More than half of my monthly income goes to my car because I'm in school and there is no public transport to my job or school. I work 30 hours which is about as much as I can manage without it eating into class time. Luckily I found a sweet roommate so I'm only out $600 bucks for rent. Yet for my vehicle I'm out $200 a month for payments, $155 for insurance, $80+ for gas, and additionally its a hassle to keep up with; I've had to pay ~$300 a month in parts to keep up with the damn thing and do the repairs myself. Now I have a airbag light on my dashboard that wont go away because of a faulty srs system and I can't get it replaced without paying $500 to a mechanic I just don't have anymore because I maxed my credit cards. yet because of this I can't get it inspected in time to renew my registration so I'm basically asking for a ticket driving to work.
I feel so screwed currently because I have no idea how people make it through school without making $2500+ a month. I'm taking an unpaid internship for my career in the spring yet I can't afford to take the time off of work yet it must be done!
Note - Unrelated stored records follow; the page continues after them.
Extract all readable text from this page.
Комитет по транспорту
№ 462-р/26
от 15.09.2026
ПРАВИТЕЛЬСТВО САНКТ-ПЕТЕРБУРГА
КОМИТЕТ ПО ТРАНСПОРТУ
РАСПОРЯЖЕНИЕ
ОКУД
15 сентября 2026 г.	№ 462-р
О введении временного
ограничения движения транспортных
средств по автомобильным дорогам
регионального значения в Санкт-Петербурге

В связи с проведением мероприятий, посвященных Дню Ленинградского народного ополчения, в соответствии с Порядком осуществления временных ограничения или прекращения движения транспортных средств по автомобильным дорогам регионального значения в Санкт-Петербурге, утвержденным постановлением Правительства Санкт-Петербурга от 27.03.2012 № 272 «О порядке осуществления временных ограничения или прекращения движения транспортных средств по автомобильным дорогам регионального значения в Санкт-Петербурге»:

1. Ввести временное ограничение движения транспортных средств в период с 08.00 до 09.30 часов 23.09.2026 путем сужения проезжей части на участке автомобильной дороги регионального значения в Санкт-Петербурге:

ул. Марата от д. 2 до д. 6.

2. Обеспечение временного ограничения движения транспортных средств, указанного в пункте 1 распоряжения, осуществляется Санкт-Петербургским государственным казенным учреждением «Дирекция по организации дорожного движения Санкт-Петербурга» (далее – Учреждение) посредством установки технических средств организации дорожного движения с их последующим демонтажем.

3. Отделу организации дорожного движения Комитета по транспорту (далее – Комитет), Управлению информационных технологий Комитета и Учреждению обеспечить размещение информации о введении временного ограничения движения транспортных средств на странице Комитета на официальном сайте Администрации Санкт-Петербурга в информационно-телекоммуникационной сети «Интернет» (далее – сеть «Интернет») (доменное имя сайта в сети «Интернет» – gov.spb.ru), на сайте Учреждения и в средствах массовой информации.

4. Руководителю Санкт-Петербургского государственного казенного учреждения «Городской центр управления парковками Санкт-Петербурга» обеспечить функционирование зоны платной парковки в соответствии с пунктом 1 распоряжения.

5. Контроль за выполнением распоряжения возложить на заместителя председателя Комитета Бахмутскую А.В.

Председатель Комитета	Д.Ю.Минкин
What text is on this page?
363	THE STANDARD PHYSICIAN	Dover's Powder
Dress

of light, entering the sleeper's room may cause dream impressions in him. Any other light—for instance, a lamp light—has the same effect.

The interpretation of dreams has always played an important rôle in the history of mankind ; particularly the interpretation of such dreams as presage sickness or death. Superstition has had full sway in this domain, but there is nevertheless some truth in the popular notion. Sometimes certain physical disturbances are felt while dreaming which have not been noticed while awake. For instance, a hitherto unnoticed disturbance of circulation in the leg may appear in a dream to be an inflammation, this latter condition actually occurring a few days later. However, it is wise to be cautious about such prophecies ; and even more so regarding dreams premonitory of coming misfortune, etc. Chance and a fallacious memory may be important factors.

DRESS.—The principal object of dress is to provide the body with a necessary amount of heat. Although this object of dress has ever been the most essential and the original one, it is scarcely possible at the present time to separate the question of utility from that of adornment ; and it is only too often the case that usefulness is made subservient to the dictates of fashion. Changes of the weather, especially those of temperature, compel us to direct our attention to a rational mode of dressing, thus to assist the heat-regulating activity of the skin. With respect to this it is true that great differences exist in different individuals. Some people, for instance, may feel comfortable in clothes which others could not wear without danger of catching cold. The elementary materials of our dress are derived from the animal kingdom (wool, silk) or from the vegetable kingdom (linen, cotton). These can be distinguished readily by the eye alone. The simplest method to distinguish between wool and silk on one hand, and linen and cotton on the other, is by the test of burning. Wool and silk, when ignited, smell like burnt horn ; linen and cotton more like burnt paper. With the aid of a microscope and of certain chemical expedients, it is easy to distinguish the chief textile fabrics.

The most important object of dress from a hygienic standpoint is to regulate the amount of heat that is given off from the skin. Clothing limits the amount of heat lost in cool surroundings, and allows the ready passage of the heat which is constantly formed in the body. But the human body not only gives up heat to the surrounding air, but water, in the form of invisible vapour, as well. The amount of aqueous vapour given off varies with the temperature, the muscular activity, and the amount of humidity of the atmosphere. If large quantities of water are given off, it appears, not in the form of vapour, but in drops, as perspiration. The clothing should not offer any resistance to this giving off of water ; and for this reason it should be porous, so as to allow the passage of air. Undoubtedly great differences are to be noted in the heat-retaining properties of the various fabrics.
I can take out student loans but it seems that all I can get are ones that cover the rest of my tuition. I swear people acted like I'd have my entire tuition and room paid for by simply applying everywhere I could. I did that and $1500 of my tuition is covered because I was essentially just lucky and already had family friends. Tuition is $7500 so it doesn't cover much at all; I feel like I was pressured to attend a university with a nicer name when its really not my passion to attend here. I can't make the friends or study groups I would like because I'm doing freelance or fast food. Trying to switch out to being a waiter at a restaurant closer to me so I can just sell my car for $5k and have leeway for my internship. but I wouldn't be able to get to the city to attend my internship.
I feel like everything is a system meant to exploit me and I haven't even stepped into the rat race, I'm literally working the most meager jobs and my only bit of relief is when I finish a freelance project and I get a few hundred bucks for building out a nice system. I have skills, yet I feel they will never be compensated or utilized. What are people supposed to do when you just can't afford what people expect from you? I tell my parents that both me and my academics are suffering because I can't focus yet because they went through it I can to. The thing is my father was making $30 bucks an hour in the 90s while I make $10.50 and its a pretty good starting salary because its better than what a job working at my uni would offer. Sometimes it feels like my motivation to continue school is just declining because it costs way too much for how much additional stress you go through for 2 more years.